Its current venture capital investors include China Media with capital of 100 million yuan ($14.5 million) in 2016. It is one of the largest investors in China's media, entertainment and culture sectors.
Set up in 2014, the app is popular because of its insights and up-to-the-minute coverage of global financial markets.
The 32-year-old CEO told China Daily that Wallstreetcn's revenue is expected to hit 20 million yuan in the fourth quarter of this year. During the first three quarters its combined revenue hit more than 20 million yuan, which was generated by advertisements placed on its app and website, he said.
The company's recently concluded investment summit in Shanghai, with market insiders sharing their insights, also stole the limelight among the nation's numerous investment conferences which are frequently held in Beijing and Shanghai.
The website owned by a private online media company, has transformed from a business driven by traditional advertisements to an e-commerce platform selling mutual funds in the domestic market.
After gaining a fund sales license from the authorities, the website has seen its annual mutual fund sales revenue grow to 10 times the figure produced from advertisements.
Wu also hopes to cash in on the bonanza from Chinese residents' asset allocations amid the backdrop of the internationalization of the renminbi.
""Win-win with financial institutions are what we seek," he said. "China factors are making greater impacts on global financial markets, and we will blaze a trail to target that market."
The Wallstreetcn app takes shape from the CEO's microblog, Heard on Wall Street, which started running on weibo.com in 2011, when Wu was a correspondent for 21st Century Business Herald based in the United States.
The microblog gained 1.05 million fans within two years and he built it into the website, app and a WeChat official account in 2013.
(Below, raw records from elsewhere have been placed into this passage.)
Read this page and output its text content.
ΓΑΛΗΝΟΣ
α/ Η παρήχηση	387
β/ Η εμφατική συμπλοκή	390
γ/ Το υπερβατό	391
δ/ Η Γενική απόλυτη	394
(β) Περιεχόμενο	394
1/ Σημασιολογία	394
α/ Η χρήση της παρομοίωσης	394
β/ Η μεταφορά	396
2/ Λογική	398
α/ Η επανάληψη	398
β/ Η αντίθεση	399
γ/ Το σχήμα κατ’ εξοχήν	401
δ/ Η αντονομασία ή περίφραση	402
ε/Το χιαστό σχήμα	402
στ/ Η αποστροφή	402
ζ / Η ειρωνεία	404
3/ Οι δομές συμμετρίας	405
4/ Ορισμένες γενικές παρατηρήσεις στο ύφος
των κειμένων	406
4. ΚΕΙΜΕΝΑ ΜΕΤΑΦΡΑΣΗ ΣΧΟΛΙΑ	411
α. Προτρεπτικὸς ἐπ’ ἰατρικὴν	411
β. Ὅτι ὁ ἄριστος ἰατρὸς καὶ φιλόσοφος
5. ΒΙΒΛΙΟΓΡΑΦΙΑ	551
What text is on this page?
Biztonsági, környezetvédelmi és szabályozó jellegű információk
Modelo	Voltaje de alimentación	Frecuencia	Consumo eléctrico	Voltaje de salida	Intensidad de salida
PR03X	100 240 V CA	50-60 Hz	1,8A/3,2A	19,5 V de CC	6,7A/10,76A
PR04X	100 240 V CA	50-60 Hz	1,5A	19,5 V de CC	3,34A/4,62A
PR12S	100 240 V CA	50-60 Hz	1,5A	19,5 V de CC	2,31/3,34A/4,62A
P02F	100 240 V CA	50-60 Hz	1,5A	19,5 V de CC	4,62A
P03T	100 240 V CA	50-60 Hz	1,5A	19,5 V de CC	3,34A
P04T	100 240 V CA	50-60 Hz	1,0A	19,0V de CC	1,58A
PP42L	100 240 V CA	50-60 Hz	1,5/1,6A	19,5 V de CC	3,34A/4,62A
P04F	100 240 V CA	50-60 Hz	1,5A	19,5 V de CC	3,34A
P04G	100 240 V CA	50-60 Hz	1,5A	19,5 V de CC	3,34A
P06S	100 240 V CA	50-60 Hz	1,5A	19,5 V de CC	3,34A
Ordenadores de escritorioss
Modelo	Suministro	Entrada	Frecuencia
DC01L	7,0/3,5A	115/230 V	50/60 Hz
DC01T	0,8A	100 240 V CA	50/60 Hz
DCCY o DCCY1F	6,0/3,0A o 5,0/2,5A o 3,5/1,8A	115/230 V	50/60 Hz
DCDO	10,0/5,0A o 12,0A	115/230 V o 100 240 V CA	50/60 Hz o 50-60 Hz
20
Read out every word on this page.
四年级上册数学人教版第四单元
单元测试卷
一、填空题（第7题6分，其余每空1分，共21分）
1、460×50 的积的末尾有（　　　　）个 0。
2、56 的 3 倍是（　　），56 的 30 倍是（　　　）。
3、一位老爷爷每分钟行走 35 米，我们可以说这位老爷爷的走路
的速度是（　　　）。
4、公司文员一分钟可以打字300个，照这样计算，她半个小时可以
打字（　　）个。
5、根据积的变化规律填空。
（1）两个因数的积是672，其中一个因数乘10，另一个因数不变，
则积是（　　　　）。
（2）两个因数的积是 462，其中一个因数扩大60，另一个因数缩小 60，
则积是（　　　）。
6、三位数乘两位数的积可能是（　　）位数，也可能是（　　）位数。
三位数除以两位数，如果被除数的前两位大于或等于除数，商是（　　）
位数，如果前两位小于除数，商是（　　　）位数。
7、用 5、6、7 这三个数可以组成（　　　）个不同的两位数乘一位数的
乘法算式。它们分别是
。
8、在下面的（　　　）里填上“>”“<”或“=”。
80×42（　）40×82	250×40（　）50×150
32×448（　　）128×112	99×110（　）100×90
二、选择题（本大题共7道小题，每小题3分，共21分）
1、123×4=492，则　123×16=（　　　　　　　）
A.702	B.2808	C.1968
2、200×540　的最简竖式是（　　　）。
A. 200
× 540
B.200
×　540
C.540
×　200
Its daily app push services hit more than 15 times a day on average and during the peak season, in particular, the stock market's roller-coaster period last year, the app pushes reached more than 25 times a day, the CEO said. It has taken the lead in China's Wemedia sector owing to its fast growth.
Wu makes tight demands on his 160 staff members, asking them to deliver news on dynamic markets faster than the New York Times, Wall Street Journal, Bloomberg and Reuters.
"They are on-the-demand to own the capability to provide real time analysis and insight, and to work fast and stay ahead of our competitors," he said.